Planteo de 1833 contra esa irregularidad


El 19 de junio de 1833, se presentó al Gobierno de Tucumán don Hermenegildo Rodríguez, porteño que llegó años atrás, como boticario del Ejército del Norte. Informaba que había abierto una farmacia y pasaba a dar cuenta de los inconvenientes que se le presentaban. Decía que había traído sus medicamentos a gran costo y desde Buenos Aires. Pero, decía, “todos mis esfuerzos son vanos, existiendo siempre una multiplicidad de casas en donde, sin formalidad alguna, se venden medicamentos de todas clases; aun aquellos que, a los que profesamos y ejercemos con conocimiento la facultad de farmacia, no nos es licito vender sin fórmula médica que la ordene”.

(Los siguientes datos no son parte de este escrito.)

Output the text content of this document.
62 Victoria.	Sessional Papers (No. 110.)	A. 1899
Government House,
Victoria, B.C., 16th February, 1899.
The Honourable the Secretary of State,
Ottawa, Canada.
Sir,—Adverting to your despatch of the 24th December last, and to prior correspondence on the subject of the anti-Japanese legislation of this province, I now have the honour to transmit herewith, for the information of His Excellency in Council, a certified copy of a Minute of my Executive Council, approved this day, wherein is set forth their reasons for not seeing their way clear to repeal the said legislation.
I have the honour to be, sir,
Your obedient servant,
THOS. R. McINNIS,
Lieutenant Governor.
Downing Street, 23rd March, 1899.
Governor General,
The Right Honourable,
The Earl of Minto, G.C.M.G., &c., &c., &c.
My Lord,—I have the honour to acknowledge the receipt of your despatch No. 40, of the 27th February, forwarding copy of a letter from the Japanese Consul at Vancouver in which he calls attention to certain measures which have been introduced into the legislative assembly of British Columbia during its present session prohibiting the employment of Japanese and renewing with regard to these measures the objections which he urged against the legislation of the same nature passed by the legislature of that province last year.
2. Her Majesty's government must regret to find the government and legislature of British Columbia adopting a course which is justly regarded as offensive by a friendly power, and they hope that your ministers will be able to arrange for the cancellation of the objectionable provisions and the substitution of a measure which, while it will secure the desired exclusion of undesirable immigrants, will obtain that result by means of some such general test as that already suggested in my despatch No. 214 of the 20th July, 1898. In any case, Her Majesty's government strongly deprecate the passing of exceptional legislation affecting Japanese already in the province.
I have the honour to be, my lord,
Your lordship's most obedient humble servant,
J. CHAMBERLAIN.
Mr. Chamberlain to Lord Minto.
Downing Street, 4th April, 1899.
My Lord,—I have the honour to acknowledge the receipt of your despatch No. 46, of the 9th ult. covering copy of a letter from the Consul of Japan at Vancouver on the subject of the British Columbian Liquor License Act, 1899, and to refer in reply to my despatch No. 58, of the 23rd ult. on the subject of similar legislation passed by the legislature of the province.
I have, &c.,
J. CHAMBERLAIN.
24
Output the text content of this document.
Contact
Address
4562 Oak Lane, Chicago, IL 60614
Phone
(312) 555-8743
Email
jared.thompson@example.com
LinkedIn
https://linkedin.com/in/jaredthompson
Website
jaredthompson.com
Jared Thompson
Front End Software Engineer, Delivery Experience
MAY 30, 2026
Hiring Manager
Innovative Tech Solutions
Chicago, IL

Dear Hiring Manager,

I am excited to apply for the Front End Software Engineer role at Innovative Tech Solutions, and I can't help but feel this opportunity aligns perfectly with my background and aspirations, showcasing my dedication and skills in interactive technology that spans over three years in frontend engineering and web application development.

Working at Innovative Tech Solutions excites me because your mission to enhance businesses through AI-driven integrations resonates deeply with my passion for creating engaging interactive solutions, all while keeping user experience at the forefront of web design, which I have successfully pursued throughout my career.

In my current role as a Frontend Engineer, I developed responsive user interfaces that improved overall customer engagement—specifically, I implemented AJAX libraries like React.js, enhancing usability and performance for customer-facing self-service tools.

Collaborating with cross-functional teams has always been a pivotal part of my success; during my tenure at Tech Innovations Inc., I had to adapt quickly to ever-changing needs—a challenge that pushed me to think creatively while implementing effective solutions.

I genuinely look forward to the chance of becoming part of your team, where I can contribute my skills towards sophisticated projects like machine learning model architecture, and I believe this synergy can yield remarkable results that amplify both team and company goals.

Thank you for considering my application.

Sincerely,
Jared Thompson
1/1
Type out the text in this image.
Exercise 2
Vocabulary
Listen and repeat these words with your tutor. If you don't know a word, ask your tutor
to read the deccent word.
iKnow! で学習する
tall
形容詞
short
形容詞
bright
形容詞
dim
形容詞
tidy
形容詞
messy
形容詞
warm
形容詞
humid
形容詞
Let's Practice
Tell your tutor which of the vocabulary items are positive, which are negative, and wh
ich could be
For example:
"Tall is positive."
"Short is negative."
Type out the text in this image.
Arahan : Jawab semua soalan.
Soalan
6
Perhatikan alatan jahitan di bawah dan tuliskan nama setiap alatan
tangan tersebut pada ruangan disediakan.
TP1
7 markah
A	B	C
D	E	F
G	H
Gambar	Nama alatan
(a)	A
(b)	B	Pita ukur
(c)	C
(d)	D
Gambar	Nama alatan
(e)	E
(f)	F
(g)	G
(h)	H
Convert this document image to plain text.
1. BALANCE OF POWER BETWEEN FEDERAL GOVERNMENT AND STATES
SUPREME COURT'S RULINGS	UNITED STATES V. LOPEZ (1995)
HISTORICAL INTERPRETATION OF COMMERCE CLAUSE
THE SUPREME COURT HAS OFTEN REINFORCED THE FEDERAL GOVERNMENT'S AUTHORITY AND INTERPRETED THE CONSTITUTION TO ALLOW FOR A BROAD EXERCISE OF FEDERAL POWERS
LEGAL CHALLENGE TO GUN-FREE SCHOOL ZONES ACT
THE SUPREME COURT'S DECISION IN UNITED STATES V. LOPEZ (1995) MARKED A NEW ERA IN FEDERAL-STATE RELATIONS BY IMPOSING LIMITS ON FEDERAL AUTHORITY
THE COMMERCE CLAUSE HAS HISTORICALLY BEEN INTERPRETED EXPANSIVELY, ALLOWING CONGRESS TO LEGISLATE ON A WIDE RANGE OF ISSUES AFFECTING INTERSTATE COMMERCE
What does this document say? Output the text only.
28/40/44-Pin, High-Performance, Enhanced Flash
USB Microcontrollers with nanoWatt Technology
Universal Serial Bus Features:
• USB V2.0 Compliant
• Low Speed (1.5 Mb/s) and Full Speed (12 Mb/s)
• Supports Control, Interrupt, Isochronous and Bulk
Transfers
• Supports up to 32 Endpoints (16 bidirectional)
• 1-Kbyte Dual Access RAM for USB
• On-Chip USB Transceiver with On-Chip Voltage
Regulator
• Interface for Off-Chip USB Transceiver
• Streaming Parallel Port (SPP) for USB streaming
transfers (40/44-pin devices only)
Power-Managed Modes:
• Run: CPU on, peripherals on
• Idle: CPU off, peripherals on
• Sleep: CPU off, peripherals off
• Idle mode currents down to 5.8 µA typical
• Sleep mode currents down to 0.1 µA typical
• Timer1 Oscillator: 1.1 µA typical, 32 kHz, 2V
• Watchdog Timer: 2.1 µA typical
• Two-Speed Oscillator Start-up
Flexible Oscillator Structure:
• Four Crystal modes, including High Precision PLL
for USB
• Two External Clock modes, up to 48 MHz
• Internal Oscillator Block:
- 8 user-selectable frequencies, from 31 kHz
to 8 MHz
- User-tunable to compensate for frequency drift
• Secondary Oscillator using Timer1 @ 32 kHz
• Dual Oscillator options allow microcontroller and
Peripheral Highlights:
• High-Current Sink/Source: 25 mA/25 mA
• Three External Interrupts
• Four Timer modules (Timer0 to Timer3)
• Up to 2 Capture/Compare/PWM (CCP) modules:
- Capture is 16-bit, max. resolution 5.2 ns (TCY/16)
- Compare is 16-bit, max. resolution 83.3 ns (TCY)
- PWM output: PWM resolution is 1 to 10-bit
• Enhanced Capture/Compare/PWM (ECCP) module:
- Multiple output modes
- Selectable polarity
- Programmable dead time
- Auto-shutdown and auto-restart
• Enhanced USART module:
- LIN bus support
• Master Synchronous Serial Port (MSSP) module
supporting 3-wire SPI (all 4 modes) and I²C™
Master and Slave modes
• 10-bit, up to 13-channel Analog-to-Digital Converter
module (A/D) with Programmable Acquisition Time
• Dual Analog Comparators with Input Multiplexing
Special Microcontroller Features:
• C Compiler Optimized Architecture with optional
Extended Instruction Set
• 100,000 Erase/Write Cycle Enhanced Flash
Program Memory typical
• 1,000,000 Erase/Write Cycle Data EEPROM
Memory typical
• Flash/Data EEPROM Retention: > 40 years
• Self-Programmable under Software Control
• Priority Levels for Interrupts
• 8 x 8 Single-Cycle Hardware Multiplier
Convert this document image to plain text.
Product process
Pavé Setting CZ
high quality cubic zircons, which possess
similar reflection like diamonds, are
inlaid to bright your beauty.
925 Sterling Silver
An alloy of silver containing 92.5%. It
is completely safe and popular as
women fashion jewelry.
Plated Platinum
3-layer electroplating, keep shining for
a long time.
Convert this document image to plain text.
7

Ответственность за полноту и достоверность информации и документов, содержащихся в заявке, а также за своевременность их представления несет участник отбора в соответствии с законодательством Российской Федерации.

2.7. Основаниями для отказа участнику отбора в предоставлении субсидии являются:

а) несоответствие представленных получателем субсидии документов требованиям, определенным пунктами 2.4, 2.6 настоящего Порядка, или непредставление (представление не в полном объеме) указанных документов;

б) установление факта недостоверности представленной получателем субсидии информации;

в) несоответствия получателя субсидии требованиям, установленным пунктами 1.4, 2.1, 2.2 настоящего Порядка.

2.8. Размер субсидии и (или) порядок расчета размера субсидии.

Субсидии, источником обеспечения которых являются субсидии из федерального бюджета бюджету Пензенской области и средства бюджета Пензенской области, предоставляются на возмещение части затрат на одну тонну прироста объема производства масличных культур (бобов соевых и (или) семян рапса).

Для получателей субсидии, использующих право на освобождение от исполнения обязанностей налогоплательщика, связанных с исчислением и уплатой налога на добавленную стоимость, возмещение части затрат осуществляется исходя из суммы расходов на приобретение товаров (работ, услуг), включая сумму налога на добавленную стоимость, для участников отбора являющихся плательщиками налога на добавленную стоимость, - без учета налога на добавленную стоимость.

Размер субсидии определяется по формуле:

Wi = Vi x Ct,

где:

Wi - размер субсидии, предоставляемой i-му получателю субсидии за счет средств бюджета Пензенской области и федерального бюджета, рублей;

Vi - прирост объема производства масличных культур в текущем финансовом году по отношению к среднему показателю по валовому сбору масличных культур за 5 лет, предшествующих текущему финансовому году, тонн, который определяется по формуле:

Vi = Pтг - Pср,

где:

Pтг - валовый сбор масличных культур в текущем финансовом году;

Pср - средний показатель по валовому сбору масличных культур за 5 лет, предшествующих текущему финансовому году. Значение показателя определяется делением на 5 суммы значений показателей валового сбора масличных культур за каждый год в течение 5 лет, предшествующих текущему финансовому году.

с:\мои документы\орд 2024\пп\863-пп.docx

Había más. Expresaba Rodríguez que había en Tucumán personas que “ejercen si facultad como médicos y despachan sus mismas recetas como boticarios, obligando a los pobres pacientes a ocurrir a su casa por un remedio que quizás no necesitan”. Como tienen botica, tratan de vender sus drogas, “y a cualquiera enfermedad, por pequeña que sea, aplican remedios farmacéuticos, cuando podría ser curada con remedios domésticos”. Pensaba que un médico honorable solamente podía proveer medicamentos, cuando “la falta absoluta de boticario lo obliga a hacerlo”.

Nadie podía dudar de la utilidad de una botica pública. Pero, “¿qué será del boticario, si los remedios se venden en las pulperías y tiendas, como sucede al presente? ¿Estará solo atenido a despachar cada año una receta, que quizá va a su casa por no tener el facultativo cómo despacharla? Esto es muy triste, y no necesita más el boticario para morirse de hambre”, expresaba.

El planteo de Rodríguez fue avalado por el informe que emitieron dos médicos, los doctores José Redhead y Faustino Salvato. Además, sugirieron al Gobierno medidas que corrigieran la situación.